Sunji accepte plutôt rapidement. Elle a bien vécu plusieurs mois en proximité avec elle, et elle se voit mal dire non maintenant.
-Où iront s'établir les autres?
-Il y a plusieurs logements disponibles pour eux dans les plus grandes maisons de la capitale.
-Que feront-ils?
Elisa lui sourit.
-Ce sont des militaires, Sunji. Certains choisiront peut-être une autre voie, mais je parie que la majorité s'enrôlera à nouveau.

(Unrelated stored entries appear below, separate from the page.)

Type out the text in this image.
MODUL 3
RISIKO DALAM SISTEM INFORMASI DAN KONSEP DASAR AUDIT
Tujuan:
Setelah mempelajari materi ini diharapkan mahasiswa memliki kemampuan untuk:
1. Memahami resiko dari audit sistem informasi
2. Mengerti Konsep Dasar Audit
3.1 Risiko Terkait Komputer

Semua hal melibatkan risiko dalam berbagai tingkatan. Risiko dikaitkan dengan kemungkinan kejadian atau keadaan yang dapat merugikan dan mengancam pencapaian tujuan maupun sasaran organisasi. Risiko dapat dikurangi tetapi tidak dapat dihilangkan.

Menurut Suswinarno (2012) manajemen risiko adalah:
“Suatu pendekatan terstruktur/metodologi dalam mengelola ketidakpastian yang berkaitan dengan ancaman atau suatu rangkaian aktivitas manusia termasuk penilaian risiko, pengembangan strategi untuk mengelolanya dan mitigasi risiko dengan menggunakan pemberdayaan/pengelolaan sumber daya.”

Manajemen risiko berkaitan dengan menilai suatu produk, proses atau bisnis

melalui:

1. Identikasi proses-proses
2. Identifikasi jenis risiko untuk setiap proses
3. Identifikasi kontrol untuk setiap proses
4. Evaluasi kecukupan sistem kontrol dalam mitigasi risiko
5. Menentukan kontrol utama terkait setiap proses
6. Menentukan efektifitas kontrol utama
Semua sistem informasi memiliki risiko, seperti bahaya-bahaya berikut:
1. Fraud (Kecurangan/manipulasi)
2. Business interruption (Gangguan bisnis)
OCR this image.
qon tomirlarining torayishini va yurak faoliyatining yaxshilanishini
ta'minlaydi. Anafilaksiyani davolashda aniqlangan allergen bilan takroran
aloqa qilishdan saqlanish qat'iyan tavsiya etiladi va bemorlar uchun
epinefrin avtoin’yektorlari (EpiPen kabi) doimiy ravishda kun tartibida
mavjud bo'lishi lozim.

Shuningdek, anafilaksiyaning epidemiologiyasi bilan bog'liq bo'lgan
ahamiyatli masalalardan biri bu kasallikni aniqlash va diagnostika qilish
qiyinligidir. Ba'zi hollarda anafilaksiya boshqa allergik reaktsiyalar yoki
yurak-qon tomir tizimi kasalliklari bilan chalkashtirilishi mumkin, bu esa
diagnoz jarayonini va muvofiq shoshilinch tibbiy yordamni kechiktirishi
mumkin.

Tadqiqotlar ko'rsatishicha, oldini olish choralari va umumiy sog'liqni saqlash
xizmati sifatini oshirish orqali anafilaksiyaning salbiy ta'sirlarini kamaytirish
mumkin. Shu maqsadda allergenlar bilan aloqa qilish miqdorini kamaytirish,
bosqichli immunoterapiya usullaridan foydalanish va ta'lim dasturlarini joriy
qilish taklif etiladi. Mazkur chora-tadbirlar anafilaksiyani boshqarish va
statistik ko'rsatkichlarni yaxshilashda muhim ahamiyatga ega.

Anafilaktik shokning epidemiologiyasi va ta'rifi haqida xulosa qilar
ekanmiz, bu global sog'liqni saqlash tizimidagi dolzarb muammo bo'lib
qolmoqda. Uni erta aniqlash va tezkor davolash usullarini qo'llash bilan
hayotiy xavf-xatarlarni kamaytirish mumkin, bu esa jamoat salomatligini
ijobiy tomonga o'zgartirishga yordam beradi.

Sunji joue distraitement avec un coin de sa cape. Elle pense aux dernières nouvelles qu'elle a entendu des mondes-prisons, réinvestis par les anciens prisonniers en tant que citoyens. La vie est rude mais ces mondes sont les leurs. Sur Leptapoda, les mines sont exploitées avec leur lot de pierres précieuses, et sur Meridela, d'où vient Ilian, la végétation est riche, avec de nombreuses plantes uniques. Auraient-ils pu rester là-bas? Auraient-ils mieux fait de rester là-bas? L'aurait-elle jamais rencontré?
-Tu penses à ce garçon, pas vrai? lui demande Elisa avec un petit rire. Vous vous plaisez bien, tous les deux, non?

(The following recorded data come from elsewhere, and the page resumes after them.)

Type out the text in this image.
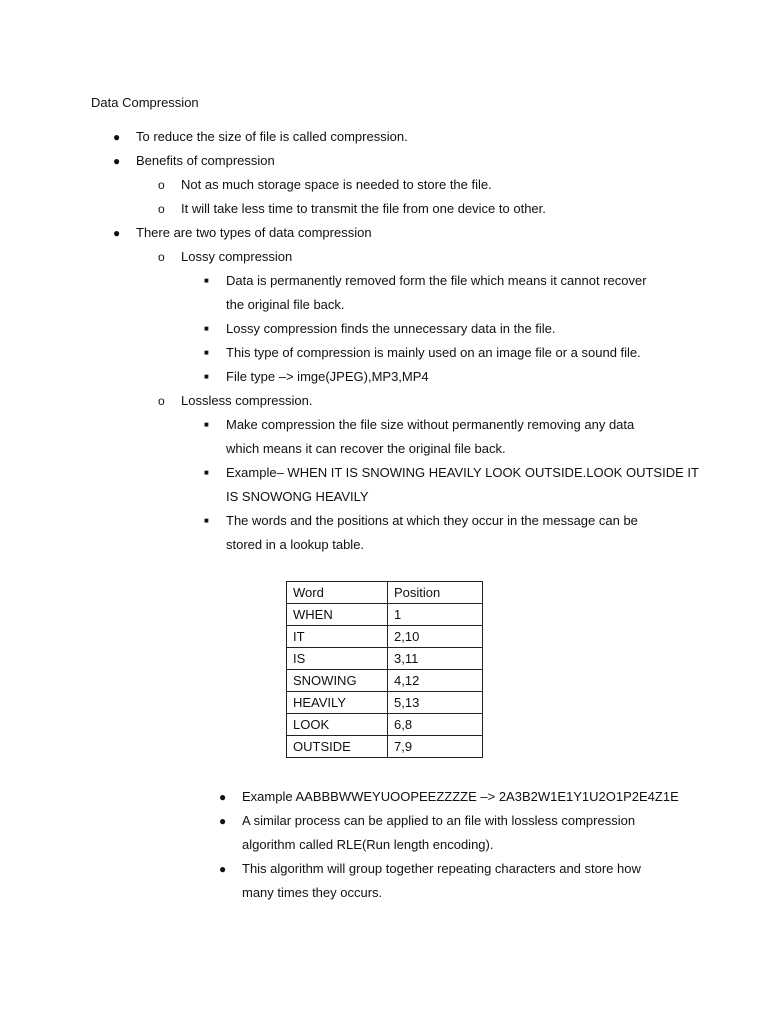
Data Compression
● To reduce the size of file is called compression.
● Benefits of compression
o Not as much storage space is needed to store the file.
o It will take less time to transmit the file from one device to other.
● There are two types of data compression
o Lossy compression
■ Data is permanently removed form the file which means it cannot recover
the original file back.
■ Lossy compression finds the unnecessary data in the file.
■ This type of compression is mainly used on an image file or a sound file.
■ File type –> imge(JPEG),MP3,MP4
o Lossless compression.
■ Make compression the file size without permanently removing any data
which means it can recover the original file back.
■ Example– WHEN IT IS SNOWING HEAVILY LOOK OUTSIDE.LOOK OUTSIDE IT
IS SNOWONG HEAVILY
■ The words and the positions at which they occur in the message can be
stored in a lookup table.
Word	Position
WHEN	1
IT	2,10
IS	3,11
SNOWING	4,12
HEAVILY	5,13
LOOK	6,8
OUTSIDE	7,9
● Example AABBBWWEYUOOPEEZZZZE –> 2A3B2W1E1Y1U2O1P2E4Z1E
● A similar process can be applied to an file with lossless compression
algorithm called RLE(Run length encoding).
● This algorithm will group together repeating characters and store how
many times they occurs.
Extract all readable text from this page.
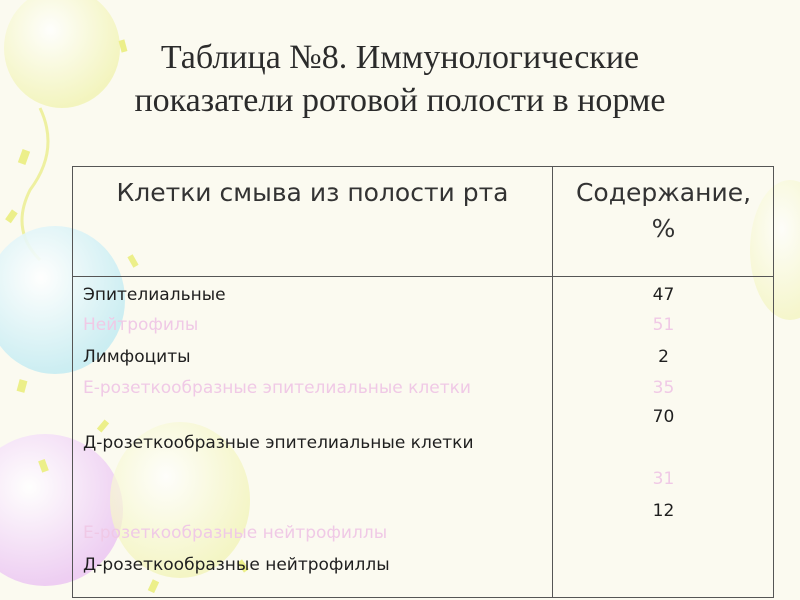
Таблица №8. Иммунологические
показатели ротовой полости в норме
Клетки смыва из полости рта	Содержание, %
Эпителиальные
Нейтрофилы
Лимфоциты
Е-розеткообразные эпителиальные клетки
Д-розеткообразные эпителиальные клетки
Е-розеткообразные нейтрофиллы
Д-розеткообразные нейтрофиллы
47
51
2
35
70
31
12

Sunji réprime le sien, mais ses joues sont roses. Elle sait très bien de quoi parle Elisa, elle a entendu assez de rumeurs sur l'amitié qu'ils se portent et leur ressemblance. Ils ont supposément le même âge et la même race. Il y a un moment qu'elle a accepté que les gens la croient saltzi, et quand à son âge… S'il semble à Sunji qu'elle est plus vieille que lui, la différence ne doit pas être énorme, tout au plus une dizaine d'années.

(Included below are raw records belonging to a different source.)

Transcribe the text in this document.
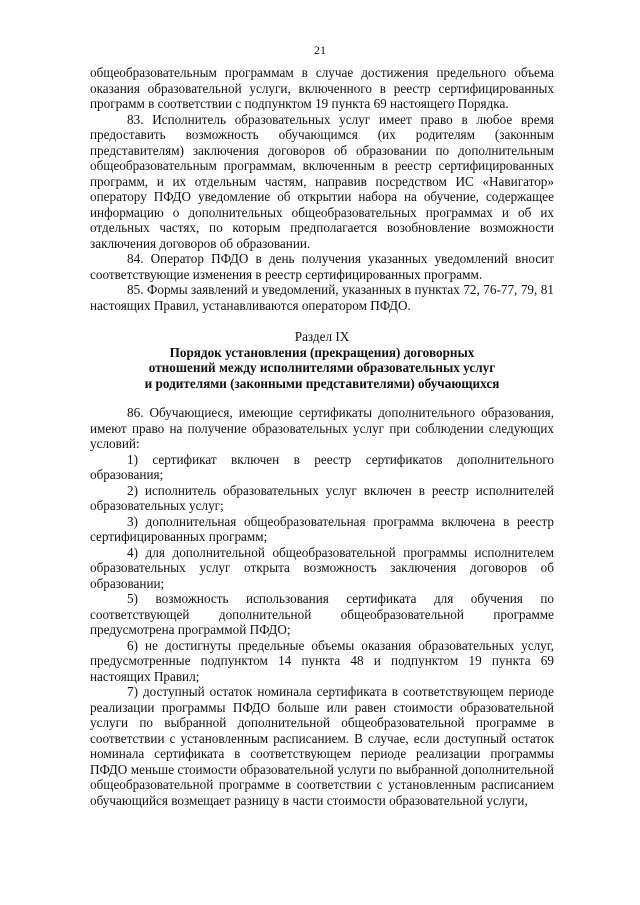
21

общеобразовательным программам в случае достижения предельного объема оказания образовательной услуги, включенного в реестр сертифицированных программ в соответствии с подпунктом 19 пункта 69 настоящего Порядка.

83. Исполнитель образовательных услуг имеет право в любое время предоставить возможность обучающимся (их родителям (законным представителям) заключения договоров об образовании по дополнительным общеобразовательным программам, включенным в реестр сертифицированных программ, и их отдельным частям, направив посредством ИС «Навигатор» оператору ПФДО уведомление об открытии набора на обучение, содержащее информацию о дополнительных общеобразовательных программах и об их отдельных частях, по которым предполагается возобновление возможности заключения договоров об образовании.

84. Оператор ПФДО в день получения указанных уведомлений вносит соответствующие изменения в реестр сертифицированных программ.

85. Формы заявлений и уведомлений, указанных в пунктах 72, 76-77, 79, 81 настоящих Правил, устанавливаются оператором ПФДО.

Раздел IX

Порядок установления (прекращения) договорных

отношений между исполнителями образовательных услуг

и родителями (законными представителями) обучающихся

86. Обучающиеся, имеющие сертификаты дополнительного образования, имеют право на получение образовательных услуг при соблюдении следующих условий:

1) сертификат включен в реестр сертификатов дополнительного образования;

2) исполнитель образовательных услуг включен в реестр исполнителей образовательных услуг;

3) дополнительная общеобразовательная программа включена в реестр сертифицированных программ;

4) для дополнительной общеобразовательной программы исполнителем образовательных услуг открыта возможность заключения договоров об образовании;

5) возможность использования сертификата для обучения по соответствующей дополнительной общеобразовательной программе предусмотрена программой ПФДО;

6) не достигнуты предельные объемы оказания образовательных услуг, предусмотренные подпунктом 14 пункта 48 и подпунктом 19 пункта 69 настоящих Правил;

7) доступный остаток номинала сертификата в соответствующем периоде реализации программы ПФДО больше или равен стоимости образовательной услуги по выбранной дополнительной общеобразовательной программе в соответствии с установленным расписанием. В случае, если доступный остаток номинала сертификата в соответствующем периоде реализации программы ПФДО меньше стоимости образовательной услуги по выбранной дополнительной общеобразовательной программе в соответствии с установленным расписанием обучающийся возмещает разницу в части стоимости образовательной услуги,
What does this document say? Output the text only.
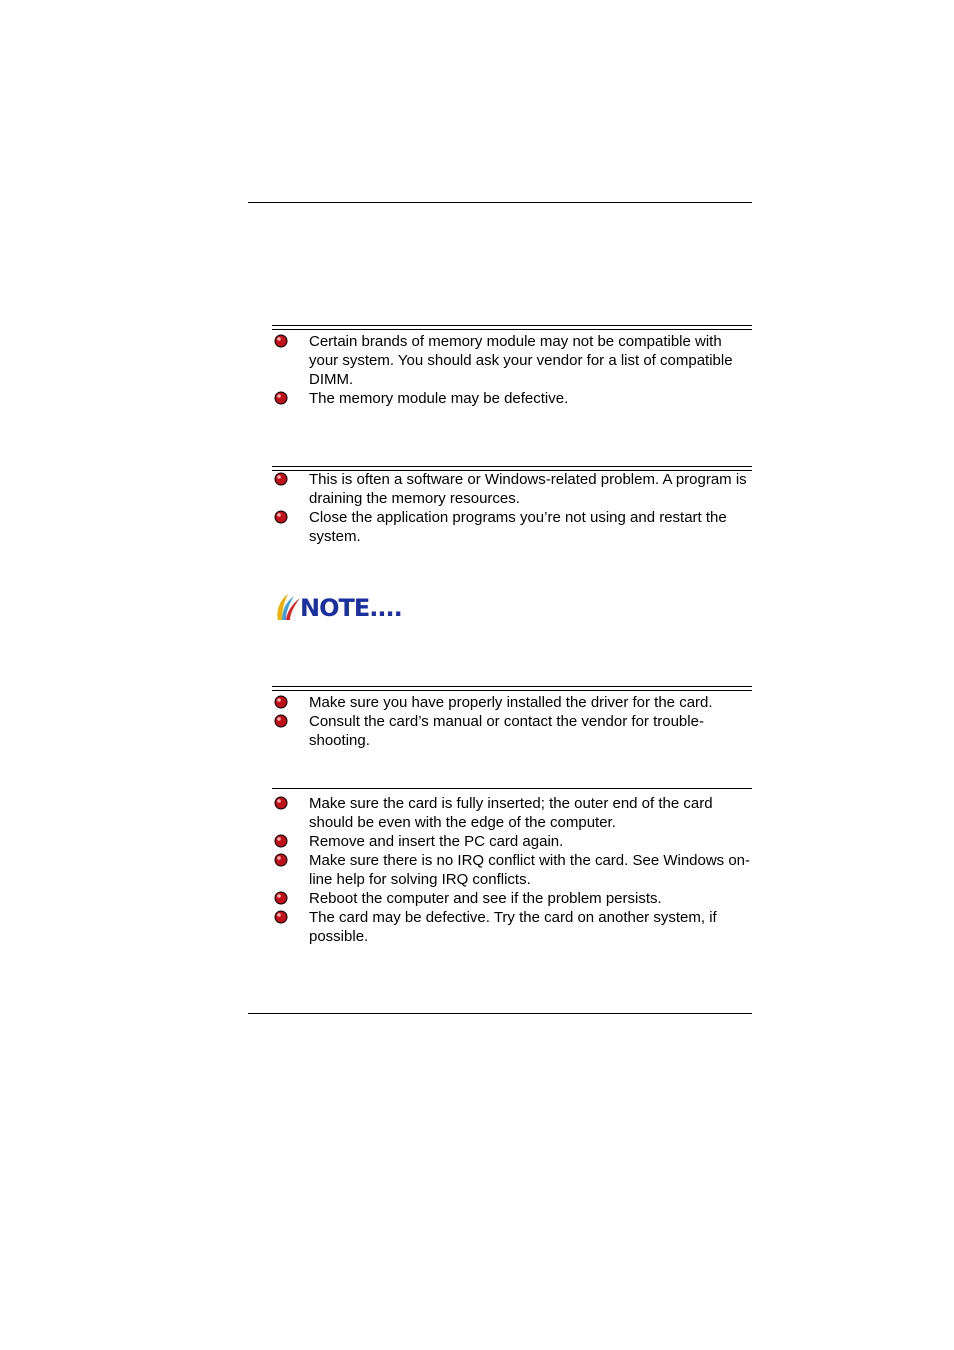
Certain brands of memory module may not be compatible with your system. You should ask your vendor for a list of compatible DIMM.
The memory module may be defective.
This is often a software or Windows-related problem. A program is draining the memory resources.
Close the application programs you’re not using and restart the system.
NOTE....
Make sure you have properly installed the driver for the card.
Consult the card’s manual or contact the vendor for trouble-shooting.
Make sure the card is fully inserted; the outer end of the card should be even with the edge of the computer.
Remove and insert the PC card again.
Make sure there is no IRQ conflict with the card. See Windows on-line help for solving IRQ conflicts.
Reboot the computer and see if the problem persists.
The card may be defective. Try the card on another system, if possible.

-C'est faux. Ilian est comme un frère.
-Ilian, répète Elisa. Quel joli prénom.
Elle apprend par la suite qu'Elisa a ouvert sa maison à d'autres et qu'elle a expressément offert un logement à Ilian, sans lui dire. Sunji a la surprise de le voir parmi les trois hommes qui vivront dans les étages inférieurs, le premier jour où ils s'installent à la hâte. Les deux femmes donnent un rapide coup de main avant de monter aux derniers étages, qu'elles occuperont.
-Tu ne me l'avais pas dit, lui reproche Sunji.
Elisa sourit avec un air innocent.
-N'est-il pas comme un frère? Ne veux-tu pas garder ton frère près de toi?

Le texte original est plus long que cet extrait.